Rust Time in SQLite - Text vs. Integer/UnixTime

Discord Thread about this post

When working with any database, there will always be a time when it comes to storing some date and time information. In most databases, there is typically a datetime type that can be used for this purpose.

However, SQLite has a relatively simple type system and does not support any native datetime type. Fortunately, the SQLite type system has good support for a set of primitive types, which provides a few options for storing date and time information effectively.

Here are the two top decisions to make when storing date and time in SQLite:

Which SQLite type to use among the available types:
- INTEGER (up to 8 bytes, so, can be i64; SQLite decides the appropriate size).
- REAL (8 bytes, so, can be f64).
- TEXT (by default UTF-8, virtually any size).
- BLOB (essentially a byte array, virtually any size).
In what format to store it:
- For TEXT, we would likely use an ISO 8601 profile such as RFC 3339.
- For INTEGER, we would typically use UnixTime with defined precision (UnixTime Epoch 0 starts on (UTC) on January 1, 1970.).
- For REAL, the Julian Date with f64 could be used, where the integer part represents the number of days since the initial epoch (noon Universal Time (UT) Monday, January 1, 4713 BC, in the Julian calendar), and the fractional part represents the fraction of a day since the preceding noon.
- For BLOB, we could store it as a fixed-size blob representing [YYYY,MM,DD,HH,mm,ss,sss]. This approach follows the binary format of the time library used, facilitating serialization and deserialization from and to the database.

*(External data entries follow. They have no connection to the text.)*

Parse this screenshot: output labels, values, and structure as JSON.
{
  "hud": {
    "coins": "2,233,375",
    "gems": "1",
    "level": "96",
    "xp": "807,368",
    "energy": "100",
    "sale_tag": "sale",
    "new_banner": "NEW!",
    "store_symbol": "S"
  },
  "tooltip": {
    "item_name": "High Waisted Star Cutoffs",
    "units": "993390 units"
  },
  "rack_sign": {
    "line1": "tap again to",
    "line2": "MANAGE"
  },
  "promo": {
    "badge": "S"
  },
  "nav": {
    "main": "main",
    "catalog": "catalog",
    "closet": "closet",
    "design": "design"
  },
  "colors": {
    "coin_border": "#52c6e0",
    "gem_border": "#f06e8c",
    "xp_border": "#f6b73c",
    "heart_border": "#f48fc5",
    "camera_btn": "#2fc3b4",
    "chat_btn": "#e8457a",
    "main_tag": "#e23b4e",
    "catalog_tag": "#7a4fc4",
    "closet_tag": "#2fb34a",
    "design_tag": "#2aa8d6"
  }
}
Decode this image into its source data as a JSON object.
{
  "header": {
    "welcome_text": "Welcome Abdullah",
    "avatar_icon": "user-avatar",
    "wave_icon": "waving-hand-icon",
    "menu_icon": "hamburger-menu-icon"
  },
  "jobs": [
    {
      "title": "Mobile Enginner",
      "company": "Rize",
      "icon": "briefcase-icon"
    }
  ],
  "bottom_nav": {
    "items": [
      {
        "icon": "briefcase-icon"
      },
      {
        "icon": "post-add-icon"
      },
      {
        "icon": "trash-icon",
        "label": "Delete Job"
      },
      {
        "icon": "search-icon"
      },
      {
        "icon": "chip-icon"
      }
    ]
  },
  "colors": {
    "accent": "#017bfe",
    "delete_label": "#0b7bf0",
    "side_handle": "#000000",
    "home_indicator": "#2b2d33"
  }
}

Regardless of the types and format, a typical good practice is to always store time in UTC to avoid any confusion or overhead.

Now, among all those options, there are two top choices that work quite well: the TEXT/ISO 8601 option and the Unix UnixTime as Integer option. Regardless of which one we choose, it is usually a good idea to normalize all the time storage types/formats across the application code.

Below, we will go over these two options and explain our rationale for choosing Option 2) for our codebase, concluding with some Rust code examples for that choice.

Option 1) Type: `TEXT`, Format: `IS0 8601`

One common option is to store the date in TEXT type as a ISO 8601 profile such as RFC 3339 (e.g., 2024-02-10T19:26:35.884943Z).

Pros:

Simple: Easy to understand what's going in and out. Uses common formats.
Sortable: Many ISO 8601 formats preserve lexicographical order.
Human Readable: One advantage of this approach is that the storage format is fully descriptive and readable without any additional contextual information.
Common: Many libraries, rustqlite (with-time) use this format.

Cons:

Storage Cost: The string represention is not really space efficient. This might or might not be an issue. For example, a micro precision RFC3339 will take 26 bytes, whereas the integer on a micro second precision will fit in a i64 and therefore take 8 bytes.
Indexing Cost: TEXT data requires a character by character comparison which can be slower, especially for longer strings.
DataFrame Unfriendly: If, in the future, times are used in data frames for high-volume analytics, such as with Polars, then strings tend to be even more suboptimal, especially when they have a high uniqueness ratio.

Option 2) Type: `INTEGER`, Format: `UnixTime µs`

Another common approach is to store the date as an INTEGER representing Unix Time (Epoch time starts on January 1, 1970, 00:00:00 UTC) and decide on a precision.

Most databases do not really support u64 in their numeric types, including SQLite, which means we are limited to i64.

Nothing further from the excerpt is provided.